I am in limbo. Cinematic limbo.
I fear I will be chastised for my sins with this cowardly coward’s rating; neither love nor hate, a gutless swerve from the extremes. The three-star rating is one I try desperately to avoid. Of all the scores a handful of stars can give, three bares the pathetic role of: indifference. Calvary, I just wasn’t that into you.
The opening shot, though, had me transfixed in its holy beauty. From there, things seemed to languidly fall apart. Brendan Gleeson’s Father James is perched in the confessions box, conventionally listening intently to the voice of a troubled man; unconventionally listening to a threat on his life. “Sunday week, let’s say” – for his planned murder is not one of personal spite or hatred, but of universal abhorrence for the Catholic priesthood. Because killing a guilty priest would be too obvious. No one expects the death of the innocent.
So the plot starts off an interesting one – an atypical religion-rooted film set in a small, Irish village by the sea. And while you would expect a wild threat like that to travel the length and breadth of the community within a matter of hours, of course, the confession is left unspoken, for the most part, the code and conduct of confidentiality within the church left untarnished. So the threat lingers, like a forever-untouched itch, weaving its way into the background of the community’s subplots.
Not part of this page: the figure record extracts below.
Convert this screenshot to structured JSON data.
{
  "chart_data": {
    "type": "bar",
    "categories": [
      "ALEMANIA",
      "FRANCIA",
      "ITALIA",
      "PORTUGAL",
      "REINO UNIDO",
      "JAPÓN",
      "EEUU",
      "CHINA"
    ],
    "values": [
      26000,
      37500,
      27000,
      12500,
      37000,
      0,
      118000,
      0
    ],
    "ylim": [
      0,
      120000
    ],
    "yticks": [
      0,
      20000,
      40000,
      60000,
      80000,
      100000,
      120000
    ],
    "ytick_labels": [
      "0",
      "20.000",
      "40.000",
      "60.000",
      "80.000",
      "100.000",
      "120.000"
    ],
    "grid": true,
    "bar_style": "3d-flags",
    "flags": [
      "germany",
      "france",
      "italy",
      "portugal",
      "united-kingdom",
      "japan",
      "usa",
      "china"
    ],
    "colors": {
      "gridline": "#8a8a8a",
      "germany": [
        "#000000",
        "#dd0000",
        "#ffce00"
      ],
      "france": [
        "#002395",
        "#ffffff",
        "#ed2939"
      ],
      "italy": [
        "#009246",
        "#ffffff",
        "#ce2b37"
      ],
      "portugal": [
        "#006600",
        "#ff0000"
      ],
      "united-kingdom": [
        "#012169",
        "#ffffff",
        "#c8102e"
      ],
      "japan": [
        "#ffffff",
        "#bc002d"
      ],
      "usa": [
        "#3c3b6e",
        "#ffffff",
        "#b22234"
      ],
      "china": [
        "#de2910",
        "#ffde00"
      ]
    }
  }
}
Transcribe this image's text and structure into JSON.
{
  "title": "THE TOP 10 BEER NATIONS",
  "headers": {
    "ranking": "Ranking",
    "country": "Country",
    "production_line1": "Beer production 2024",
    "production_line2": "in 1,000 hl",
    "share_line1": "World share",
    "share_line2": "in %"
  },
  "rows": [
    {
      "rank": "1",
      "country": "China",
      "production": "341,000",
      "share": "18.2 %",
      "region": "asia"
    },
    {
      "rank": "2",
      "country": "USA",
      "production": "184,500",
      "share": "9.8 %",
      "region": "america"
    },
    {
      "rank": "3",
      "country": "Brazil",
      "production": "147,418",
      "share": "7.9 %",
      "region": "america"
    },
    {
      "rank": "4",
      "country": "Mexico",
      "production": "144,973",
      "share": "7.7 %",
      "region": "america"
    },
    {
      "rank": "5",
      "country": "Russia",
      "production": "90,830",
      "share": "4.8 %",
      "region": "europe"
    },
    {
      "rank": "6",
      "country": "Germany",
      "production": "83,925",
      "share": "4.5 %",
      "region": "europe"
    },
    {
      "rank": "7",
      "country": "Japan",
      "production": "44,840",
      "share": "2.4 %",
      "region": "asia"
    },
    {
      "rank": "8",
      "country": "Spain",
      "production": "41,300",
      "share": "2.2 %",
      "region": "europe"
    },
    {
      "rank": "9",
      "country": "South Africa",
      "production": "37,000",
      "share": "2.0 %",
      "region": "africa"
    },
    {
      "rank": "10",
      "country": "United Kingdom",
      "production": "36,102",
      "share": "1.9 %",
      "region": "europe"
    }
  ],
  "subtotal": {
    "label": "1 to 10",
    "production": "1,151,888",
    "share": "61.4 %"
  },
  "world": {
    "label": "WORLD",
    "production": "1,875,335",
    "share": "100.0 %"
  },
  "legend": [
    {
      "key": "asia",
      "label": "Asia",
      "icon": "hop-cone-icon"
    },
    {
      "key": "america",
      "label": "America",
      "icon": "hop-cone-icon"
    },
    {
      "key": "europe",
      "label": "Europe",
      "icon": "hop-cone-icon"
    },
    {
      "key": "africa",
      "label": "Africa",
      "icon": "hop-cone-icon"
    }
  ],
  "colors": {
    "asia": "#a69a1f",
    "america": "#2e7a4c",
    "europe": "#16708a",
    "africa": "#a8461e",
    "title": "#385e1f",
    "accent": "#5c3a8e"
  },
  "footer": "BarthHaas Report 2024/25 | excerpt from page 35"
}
And that sounds like intriguing, masterful writing, pulling the viewer in with each simultaneous step away from and into danger – a glorified study on the art of procrastination. It should be calming and somewhat soothing, what with the gorgeous Irish hills and waves forming peaks along the windswept skyline. Or maybe I’m just being idealistic – the town’s priest had just scored a fearless death threat. But it’s just bleak. Bleak and painfully grey.
Really, I think what the main problem is, you have to look really hard to find something of humanity’s ability to be good. And it is there, it’s almost always there. And maybe the lack of it in Calvary is something that negatively reflects everything that is good with the filmmaking. It sends you into this depressed state where nothing is joyful or uplifting or just, nice, and instead, you’re surrounded by a four-cornered tsunami of pessimism and destruction and miserable lives. Not one person in the village seems to be genuinely happy – content, maybe, but not happy.
Father James’ character is likeable enough with his laid-back and unflinching calm attitude in life. But we never go deep enough into his inner-workings of his true, unconcealed feelings. Yes, this façade he holds up is a vital part of his disposition but, as a viewer, my fulfilment jug was left half empty, dry even. But while the rest of the story plays out at a somewhat disjointed tenor, there is nothing disjointed about the mighty Gleeson’s performance. He has, undeniably, made a fine name for himself over the years and for Calvary, he is the linchpin, the solid ground holding the teetering pinhead upright for 102 assorted minutes.
What it does do well is question how safe we all are, in homes and towns we consider innocuous, with people we consider our friends and allies. The majority of murders are committed by a person the victim knows. Whether it’s an acquaintance, a friend, a lover, is anyone really safe? (…I seem to have been infected by the film’s bleak cynicism. Excuse me.)
One inspiriting thing I will take away is the image of a Catholic priest in a red, open-top sports car. Now that I thought I’d never see.